Un ensemble vaste et très diversifié, mais qui partage certaines caractéristiques. Tout d’abord, il n’y a pas les mêmes exigences de productivité, car c’est un secteur qui n’est pas soumis à la concurrence internationale. Par ailleurs, il n’y a pas la même exigence de rentabilité car il n’y a pas d’actionnaires à satisfaire. Enfin, c’est un secteur pour lequel Bruxelles admet les aides publiques. « Ce secteur peut être créateur d’emplois, et peut aller chercher les chômeurs de longue durée », plaide Louis Gallois.
Former des comités locaux
Rapprocher les structures d’insertion des territoires, c’est une des pistes avancées par Louis Gallois pour améliorer leur efficacité. « Je me demande s’il ne faudra pas créer un jour un comité local de l’emploi solidaire sur les territoires, pour parler pas uniquement de Territoires zéro chômeur, mais de toutes les solutions disponibles, pour qu’il y ait un travail ensemble, pas chacun dans leur couloir.
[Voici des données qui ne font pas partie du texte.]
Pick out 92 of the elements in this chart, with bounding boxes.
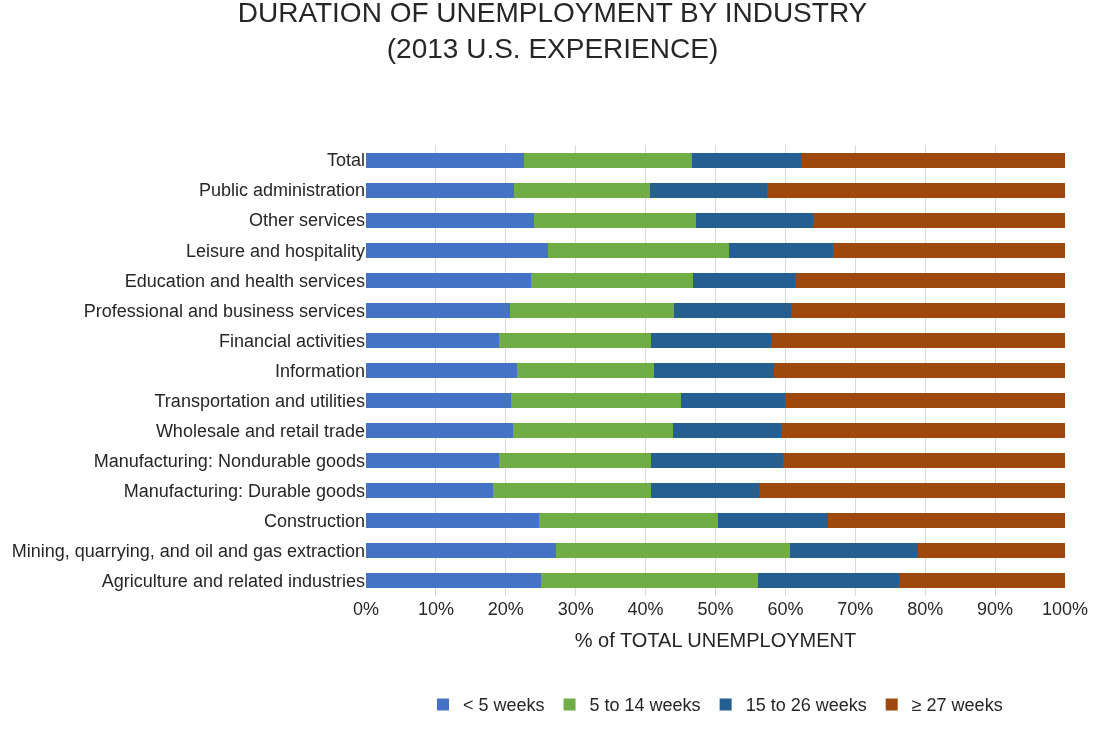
x-tick-label: 50% <box>697 599 734 619</box>
bar <box>766 182 1065 198</box>
legend-label: 5 to 14 weeks <box>589 695 701 716</box>
x-tick-label: 10% <box>417 599 454 619</box>
y-tick-label: Leisure and hospitality <box>185 240 365 261</box>
y-tick-label: Transportation and utilities <box>154 390 365 411</box>
bar <box>366 393 512 409</box>
bar <box>781 423 1065 439</box>
x-tick-label: 100% <box>1041 599 1089 619</box>
bar <box>691 152 802 168</box>
bar <box>832 242 1065 258</box>
y-tick-label: Education and health services <box>124 270 365 291</box>
bar <box>366 152 524 168</box>
bar <box>653 362 774 379</box>
x-axis-title: % of TOTAL UNEMPLOYMENT <box>574 628 857 651</box>
bar <box>516 362 654 379</box>
bar <box>651 332 771 348</box>
legend-label: < 5 weeks <box>463 695 545 716</box>
bar <box>366 513 540 529</box>
x-tick-label: 90% <box>977 599 1014 619</box>
bar <box>773 362 1065 379</box>
bar <box>917 543 1065 559</box>
y-tick-label: Professional and business services <box>83 300 365 321</box>
bar <box>540 573 759 589</box>
bar <box>770 332 1065 348</box>
bar <box>366 543 557 559</box>
bar <box>366 302 510 318</box>
bar <box>523 152 692 168</box>
bar <box>758 573 900 589</box>
y-tick-label: Information <box>274 360 365 381</box>
bar <box>782 453 1065 469</box>
y-tick-label: Manufacturing: Durable goods <box>123 481 365 502</box>
bar <box>693 272 796 288</box>
bar <box>717 513 829 529</box>
x-tick-label: 80% <box>907 599 944 619</box>
x-tick-label: 0% <box>352 599 380 619</box>
bar <box>498 332 652 348</box>
bar <box>514 182 650 198</box>
x-tick-label: 30% <box>557 599 594 619</box>
y-tick-label: Wholesale and retail trade <box>155 420 365 441</box>
x-tick-label: 40% <box>627 599 664 619</box>
chart-title: DURATION OF UNEMPLOYMENT BY INDUSTRY (2013 U.S. EXPERIENCE) <box>237 0 868 65</box>
bar <box>680 393 786 409</box>
y-tick-label: Other services <box>248 210 365 231</box>
bar <box>366 362 517 379</box>
legend-label: ≥ 27 weeks <box>911 695 1003 716</box>
bar <box>801 152 1065 168</box>
bar <box>366 423 513 439</box>
bar <box>547 242 730 258</box>
y-tick-label: Mining, quarrying, and oil and gas extraction <box>11 541 365 562</box>
bar <box>511 393 681 409</box>
bar <box>790 543 918 559</box>
bar <box>366 212 534 228</box>
bar <box>758 483 1065 499</box>
y-tick-label: Total <box>326 150 365 171</box>
bar <box>509 302 675 318</box>
bar <box>493 483 652 499</box>
y-tick-label: Financial activities <box>218 330 365 351</box>
bar <box>812 212 1065 228</box>
bar <box>539 513 718 529</box>
bar <box>828 513 1065 529</box>
x-tick-label: 20% <box>487 599 524 619</box>
bar <box>366 182 515 198</box>
bar <box>533 212 696 228</box>
bar <box>556 543 791 559</box>
bar <box>366 483 494 499</box>
bar <box>695 212 813 228</box>
bar <box>366 332 499 348</box>
bar <box>899 573 1065 589</box>
x-tick-label: 70% <box>837 599 874 619</box>
bar <box>790 302 1065 318</box>
bar <box>795 272 1065 288</box>
bar <box>674 302 791 318</box>
bar <box>651 483 759 499</box>
bar <box>785 393 1065 409</box>
bar <box>729 242 833 258</box>
y-tick-label: Construction <box>263 511 365 532</box>
bar <box>366 573 541 589</box>
bar <box>366 453 499 469</box>
legend-label: 15 to 26 weeks <box>745 695 867 716</box>
bar <box>530 272 694 288</box>
bar <box>366 242 548 258</box>
bar <box>651 453 783 469</box>
bar <box>672 423 782 439</box>
bar <box>512 423 673 439</box>
x-tick-label: 60% <box>767 599 804 619</box>
y-tick-label: Public administration <box>198 180 365 201</box>
bar <box>498 453 652 469</box>
y-tick-label: Agriculture and related industries <box>101 571 365 592</box>
y-tick-label: Manufacturing: Nondurable goods <box>93 451 365 471</box>
bar <box>366 272 531 288</box>
bar <box>649 182 767 198</box>
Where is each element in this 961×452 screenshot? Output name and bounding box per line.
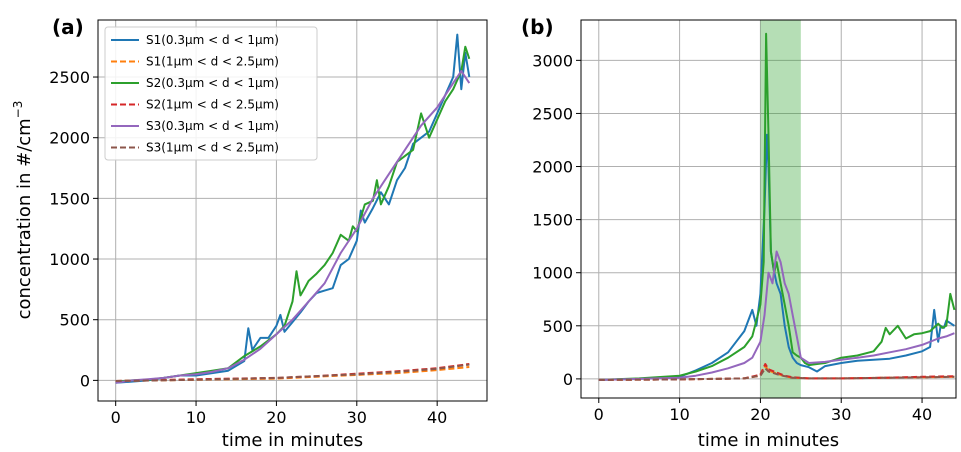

Il faut créer des ponts. » Pour le président de Territoires zéro chômeur de longue durée, il est nécessaire que les structures d’insertion retrouvent un fort ancrage territorial.
Augmenter les impôts ?
Interrogé par les sénateurs sur la réforme de l’assurance chômage, Louis Gallois estime que la modification des critères est trop rude. « Pour les personnes en situation de précarité, avec des emplois qui se succèdent, avec des périodes de chômage, je trouve que l’addition est trop forte. Ce n’est pas à eux de payer le prix de leur précarité. »
Louis Gallois fait un constat : la situation des 20 % les plus pauvres s’est dégradée, leur taux d’endettement s’est accru. En revanche chez les 20 % les plus aisés, on a vu l’épargne augmenter. « Leur situation tranche face aux moins riches. Et dans une situation si exceptionnelle que la crise que nous traversons, je ne trouverais pas anormal de demander, pour 2 ans, de relever les tranches supérieures de l’impôt sur le revenu. (Et je ne m’attaque pas aux impôts sur les successions, même si je pense qu’il y a un réservoir.) Ça ne me paraît pas scandaleux ».
La somme collectée par cette hausse des tranches supérieures de l’impôt sur le revenu pourrait être affectée directement aux plus fragiles, soit pour une garantie jeunes plus longue, soit pour l’extension, dans certaines conditions, du RSA aux 18/25 ans. « Je pense que le pays a besoin de manifestations de solidarité en cette période. Il ne s’agit pas de punir ceux dont la situation ne s’est pas dégradée en 2020, mais il faut que ces personnes puissent être appelées à contribuer pour ceux dont la situation s’est fortement dégradée en cette période, et qui sont en situation d’extrême difficulté », conclut Louis Gallois.